Menurutnya, sapatha bukan sekadar istilah, melainkan sebuah ideologi yang memiliki akar dalam sejarah yang panjang terutama di Palembang.

“Sapatha memiliki kontinuitas dari dulu hingga sekarang , yang merupakan simbol kedamaian dan kesejahteraan. Di masa kini, sapata juga dapat dilihat dalam bentuk sumpah jabatan yang diambil oleh para pejabat,”kata Dedi saat menjadi narasumber dalam seminar hasil kajian koleksi Museum Sriwijaya , Prasasti-Prasasti Sapatha Sriwijaya dan Fragmen Kapal Sriwijaya di UPTD Taman Wisata Kerajaan Sriwijaya (TWKS) , Gandus, Palembang, Rabu (9/7/2025) dengan moderator oleh pecinta sejarah kota Palembang Rd Moh Ikhsan.

Dedi mengungkapkan bahwa ketika membahas sapatha, ia merasakan ketakutan untuk menjadi pejabat.
Ketakutan ini muncul karena adanya keyakinan akan kutukan yang menyertai sapatha.

Penangkapan mantan Walikota Palembang Harnojoyo dalam kasus penghancuran Pasar Cinde oleh Kejari Sumsel bisa jadi menurutnya dianggap sebagai manifestasi dari kutukan tersebut, di mana tindakan korupsi membawa konsekuensi negatif bagi pelakunya.

Baca Juga  Terlibat Tawuran Abdulrasid Ditangkap

Sehingga menurutnya perlunya pejabat publik untuk memahami dan menghayati sapata dalam menjalankan tugas mereka. Integritas dan komitmen untuk tidak terlibat dalam praktik korupsi adalah kunci untuk membangun kepercayaan masyarakat.

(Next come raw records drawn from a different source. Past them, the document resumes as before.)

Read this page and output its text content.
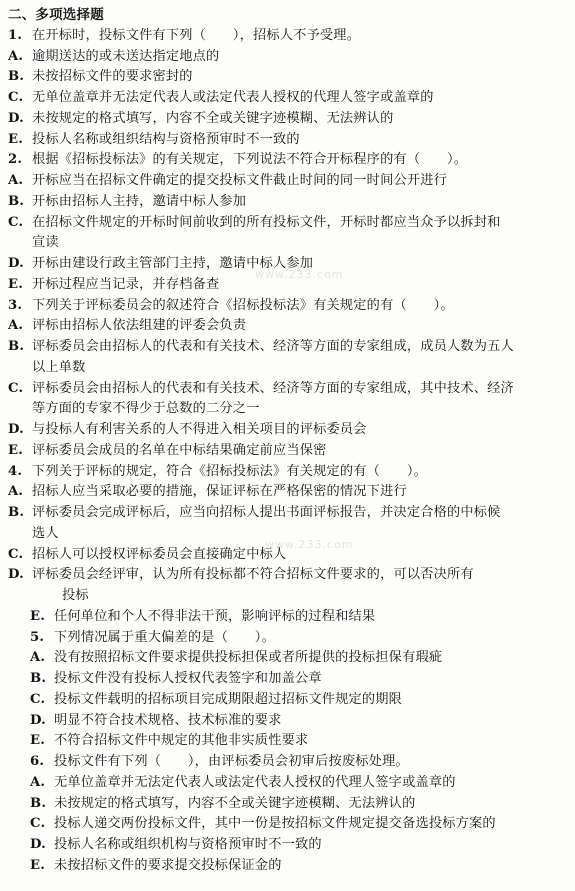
二、多项选择题
1. 在开标时，投标文件有下列（　　），招标人不予受理。
A. 逾期送达的或未送达指定地点的
B. 未按招标文件的要求密封的
C. 无单位盖章并无法定代表人或法定代表人授权的代理人签字或盖章的
D. 未按规定的格式填写，内容不全或关键字迹模糊、无法辨认的
E. 投标人名称或组织结构与资格预审时不一致的
2. 根据《招标投标法》的有关规定，下列说法不符合开标程序的有（　　）。
A. 开标应当在招标文件确定的提交投标文件截止时间的同一时间公开进行
B. 开标由招标人主持，邀请中标人参加
C. 在招标文件规定的开标时间前收到的所有投标文件，开标时都应当众予以拆封和
宣读
D. 开标由建设行政主管部门主持，邀请中标人参加
E. 开标过程应当记录，并存档备查
3. 下列关于评标委员会的叙述符合《招标投标法》有关规定的有（　　）。
A. 评标由招标人依法组建的评委会负责
B. 评标委员会由招标人的代表和有关技术、经济等方面的专家组成，成员人数为五人
以上单数
C. 评标委员会由招标人的代表和有关技术、经济等方面的专家组成，其中技术、经济
等方面的专家不得少于总数的二分之一
D. 与投标人有利害关系的人不得进入相关项目的评标委员会
E. 评标委员会成员的名单在中标结果确定前应当保密
4. 下列关于评标的规定，符合《招标投标法》有关规定的有（　　）。
A. 招标人应当采取必要的措施，保证评标在严格保密的情况下进行
B. 评标委员会完成评标后，应当向招标人提出书面评标报告，并决定合格的中标候
选人
C. 招标人可以授权评标委员会直接确定中标人
D. 评标委员会经评审，认为所有投标都不符合招标文件要求的，可以否决所有
投标
E. 任何单位和个人不得非法干预，影响评标的过程和结果
5. 下列情况属于重大偏差的是（　　）。
A. 没有按照招标文件要求提供投标担保或者所提供的投标担保有瑕疵
B. 投标文件没有投标人授权代表签字和加盖公章
C. 投标文件载明的招标项目完成期限超过招标文件规定的期限
D. 明显不符合技术规格、技术标准的要求
E. 不符合招标文件中规定的其他非实质性要求
6. 投标文件有下列（　　），由评标委员会初审后按废标处理。
A. 无单位盖章并无法定代表人或法定代表人授权的代理人签字或盖章的
B. 未按规定的格式填写，内容不全或关键字迹模糊、无法辨认的
C. 投标人递交两份投标文件，其中一份是按招标文件规定提交备选投标方案的
D. 投标人名称或组织机构与资格预审时不一致的
E. 未按招标文件的要求提交投标保证金的
www.233.com
www.233.com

Namun, ia menemukan bahwa kutukan sapatha di Sriwijaya tidak hanya ditujukan kepada mereka yang melakukan kejahatan.

Sebaliknya, ada juga kutukan yang membawa berkah, yang dapat meningkatkan derajat seseorang.
Dalam konteks ini, ia merujuk pada istilah dalam agama Buddha, di mana seseorang yang berbuat baik dapat disebut berwajah syarira, yang berarti memiliki tubuh dan pikiran yang murni.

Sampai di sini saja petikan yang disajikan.